I can apply the formula here to get $$f(z)=\sum_{k=0}^\infty a_kz^k+\sum_{k=1}^\infty b_kz^k$$ where $$a_k=\dfrac{1}{2\pi i}\int_{|z|=2}\dfrac{f(z)}{z^{k+1}}dz$$ and $$b_k=\dfrac{1}{2\pi i}\int_{|z|=1}f(z){z^{k-1}}dz$$ But how can I calculate those values?
Far more simply, observe that $$\frac{1}{(z-1)(z-2)}=\frac{(z-1)-(z-2)}{(z-1)(z-2)}=\frac1{z-2}-\frac1{z-1}.\tag{$\star$}$$
Note that for $z\neq0,2,$ we can write $$\frac1{z-2}=-\frac1{2-z}=-\frac12\cdot\cfrac1{1-\left(\frac{z}{2}\right)}$$ and $$\frac1{z-2}=\frac1{z}\cdot\cfrac1{1-\left(\frac{2}{z}\right)}.$$
Now, one of $\frac1{1-\left(\frac{z}{2}\right)}$ and $\frac1{1-\left(\frac{2}{z}\right)}$ can be expanded as a geometric series in the disk $|z|<2,$ and the other can be expanded as a geometric series in the annulus $|z|>2$. That is, we will use the fact that $$\frac1{1-w}=\sum_{k=0}^\infty w^k$$ whenever $|w|<1$. You should figure out which one works in the disk $|z|<2,$ as that is the relevant one.
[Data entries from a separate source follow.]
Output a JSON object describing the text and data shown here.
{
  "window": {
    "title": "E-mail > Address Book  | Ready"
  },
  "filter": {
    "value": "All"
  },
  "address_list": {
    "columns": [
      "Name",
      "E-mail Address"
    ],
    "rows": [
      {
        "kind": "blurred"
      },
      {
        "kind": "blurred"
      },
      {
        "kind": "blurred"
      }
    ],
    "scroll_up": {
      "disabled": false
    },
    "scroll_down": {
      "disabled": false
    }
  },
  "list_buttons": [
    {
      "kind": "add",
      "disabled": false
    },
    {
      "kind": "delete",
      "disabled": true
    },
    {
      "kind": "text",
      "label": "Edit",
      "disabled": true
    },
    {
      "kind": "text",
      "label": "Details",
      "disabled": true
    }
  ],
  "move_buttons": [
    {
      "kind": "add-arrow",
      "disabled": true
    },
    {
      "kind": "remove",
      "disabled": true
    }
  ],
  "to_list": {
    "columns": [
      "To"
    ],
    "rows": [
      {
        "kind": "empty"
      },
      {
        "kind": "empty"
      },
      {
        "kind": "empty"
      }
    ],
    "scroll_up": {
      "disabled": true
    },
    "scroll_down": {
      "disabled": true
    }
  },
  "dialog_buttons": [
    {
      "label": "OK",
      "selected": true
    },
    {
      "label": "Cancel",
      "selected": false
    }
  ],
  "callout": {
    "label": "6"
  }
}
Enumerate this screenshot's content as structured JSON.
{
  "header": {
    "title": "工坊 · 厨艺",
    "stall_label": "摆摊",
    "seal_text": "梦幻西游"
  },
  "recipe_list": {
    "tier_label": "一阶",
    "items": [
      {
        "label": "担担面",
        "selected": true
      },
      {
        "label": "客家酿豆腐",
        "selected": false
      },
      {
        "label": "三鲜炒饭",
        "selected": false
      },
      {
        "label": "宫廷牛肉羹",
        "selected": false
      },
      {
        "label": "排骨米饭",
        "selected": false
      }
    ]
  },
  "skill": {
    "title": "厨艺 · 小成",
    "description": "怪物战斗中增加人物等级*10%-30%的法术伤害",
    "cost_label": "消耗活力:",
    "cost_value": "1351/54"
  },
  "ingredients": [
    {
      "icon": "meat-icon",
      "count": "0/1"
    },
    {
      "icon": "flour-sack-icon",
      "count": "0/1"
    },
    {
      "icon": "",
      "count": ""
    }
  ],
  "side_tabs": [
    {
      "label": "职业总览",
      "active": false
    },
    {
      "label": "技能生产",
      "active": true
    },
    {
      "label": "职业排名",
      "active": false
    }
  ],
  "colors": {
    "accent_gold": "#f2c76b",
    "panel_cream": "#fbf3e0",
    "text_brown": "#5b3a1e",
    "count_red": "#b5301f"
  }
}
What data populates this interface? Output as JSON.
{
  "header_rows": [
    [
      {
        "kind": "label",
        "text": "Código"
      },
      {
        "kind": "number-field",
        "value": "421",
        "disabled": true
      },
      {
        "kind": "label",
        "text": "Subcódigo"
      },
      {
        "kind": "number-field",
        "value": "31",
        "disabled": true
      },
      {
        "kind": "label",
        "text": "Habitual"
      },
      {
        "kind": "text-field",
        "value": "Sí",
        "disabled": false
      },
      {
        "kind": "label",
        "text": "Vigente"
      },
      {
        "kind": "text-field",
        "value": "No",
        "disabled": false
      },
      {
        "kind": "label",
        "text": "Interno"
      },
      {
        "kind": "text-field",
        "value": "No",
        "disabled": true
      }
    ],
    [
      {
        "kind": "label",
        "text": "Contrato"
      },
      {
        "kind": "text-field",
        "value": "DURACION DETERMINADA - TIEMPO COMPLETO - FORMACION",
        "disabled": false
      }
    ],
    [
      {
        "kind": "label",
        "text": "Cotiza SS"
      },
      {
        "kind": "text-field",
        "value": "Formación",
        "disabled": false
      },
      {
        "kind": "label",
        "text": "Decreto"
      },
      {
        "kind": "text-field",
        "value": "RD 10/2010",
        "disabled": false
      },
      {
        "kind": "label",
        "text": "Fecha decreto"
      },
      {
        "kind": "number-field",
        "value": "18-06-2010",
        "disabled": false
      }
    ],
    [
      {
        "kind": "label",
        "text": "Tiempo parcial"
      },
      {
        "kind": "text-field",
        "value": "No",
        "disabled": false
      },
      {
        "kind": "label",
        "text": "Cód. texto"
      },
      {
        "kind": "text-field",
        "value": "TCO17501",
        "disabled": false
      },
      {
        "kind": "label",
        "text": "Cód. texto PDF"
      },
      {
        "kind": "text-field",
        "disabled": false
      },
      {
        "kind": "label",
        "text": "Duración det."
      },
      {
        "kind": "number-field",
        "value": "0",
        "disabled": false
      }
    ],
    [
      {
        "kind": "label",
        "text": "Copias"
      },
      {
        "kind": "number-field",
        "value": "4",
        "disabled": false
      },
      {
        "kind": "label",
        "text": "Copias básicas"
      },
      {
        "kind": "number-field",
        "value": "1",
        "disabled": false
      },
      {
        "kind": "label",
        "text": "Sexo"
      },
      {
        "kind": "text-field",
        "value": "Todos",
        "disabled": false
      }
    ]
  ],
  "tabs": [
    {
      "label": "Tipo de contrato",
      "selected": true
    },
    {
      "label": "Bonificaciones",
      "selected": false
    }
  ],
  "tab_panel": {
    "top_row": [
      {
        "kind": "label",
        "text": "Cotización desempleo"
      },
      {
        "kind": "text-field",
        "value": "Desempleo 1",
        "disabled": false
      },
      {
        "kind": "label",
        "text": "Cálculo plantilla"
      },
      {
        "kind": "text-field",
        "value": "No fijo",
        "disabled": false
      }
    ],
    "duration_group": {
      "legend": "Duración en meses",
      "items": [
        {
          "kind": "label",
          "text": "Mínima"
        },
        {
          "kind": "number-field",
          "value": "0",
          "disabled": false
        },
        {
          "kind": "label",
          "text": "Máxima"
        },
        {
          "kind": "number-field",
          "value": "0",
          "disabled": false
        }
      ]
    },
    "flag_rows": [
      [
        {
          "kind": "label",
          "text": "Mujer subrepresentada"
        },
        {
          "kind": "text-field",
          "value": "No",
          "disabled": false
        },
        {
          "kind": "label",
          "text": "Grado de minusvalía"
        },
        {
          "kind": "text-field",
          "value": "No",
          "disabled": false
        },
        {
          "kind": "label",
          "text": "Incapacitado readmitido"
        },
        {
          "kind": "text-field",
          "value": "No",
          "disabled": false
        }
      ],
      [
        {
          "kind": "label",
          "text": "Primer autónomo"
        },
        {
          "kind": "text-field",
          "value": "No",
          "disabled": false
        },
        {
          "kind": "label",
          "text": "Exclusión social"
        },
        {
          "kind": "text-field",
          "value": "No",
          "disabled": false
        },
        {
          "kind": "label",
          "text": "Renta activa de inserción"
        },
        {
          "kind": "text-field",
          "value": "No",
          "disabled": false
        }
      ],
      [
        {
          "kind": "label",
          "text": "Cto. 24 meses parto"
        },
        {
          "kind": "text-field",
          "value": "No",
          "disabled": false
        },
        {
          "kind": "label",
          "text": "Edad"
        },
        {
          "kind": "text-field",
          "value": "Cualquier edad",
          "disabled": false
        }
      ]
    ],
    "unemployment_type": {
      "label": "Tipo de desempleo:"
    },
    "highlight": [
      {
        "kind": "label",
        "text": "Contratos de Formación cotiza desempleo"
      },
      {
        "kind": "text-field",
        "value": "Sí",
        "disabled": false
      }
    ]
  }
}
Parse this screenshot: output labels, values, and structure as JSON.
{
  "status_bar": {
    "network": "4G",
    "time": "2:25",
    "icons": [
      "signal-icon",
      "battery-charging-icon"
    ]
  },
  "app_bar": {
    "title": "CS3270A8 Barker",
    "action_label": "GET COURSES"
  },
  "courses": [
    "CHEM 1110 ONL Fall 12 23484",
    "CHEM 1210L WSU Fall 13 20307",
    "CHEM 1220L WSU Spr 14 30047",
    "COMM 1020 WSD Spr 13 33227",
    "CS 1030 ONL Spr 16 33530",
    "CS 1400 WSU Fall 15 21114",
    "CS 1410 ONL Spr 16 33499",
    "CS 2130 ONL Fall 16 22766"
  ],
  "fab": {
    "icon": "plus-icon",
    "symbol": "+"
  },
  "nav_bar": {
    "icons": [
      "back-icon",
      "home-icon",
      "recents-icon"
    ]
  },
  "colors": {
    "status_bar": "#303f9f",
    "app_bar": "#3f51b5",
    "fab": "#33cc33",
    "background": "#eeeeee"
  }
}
Likewise, we can rewrite $\frac1{z-1}$ in two similar forms, one of which is expandable in $|z|<1$ and one of which is expandable in $|z|>1.$ You should figure out which one works in the annulus $|z|>1,$ as that is the relevant one.
Using $(\star)$ with the expansions you found above will give you the desired Laurent series.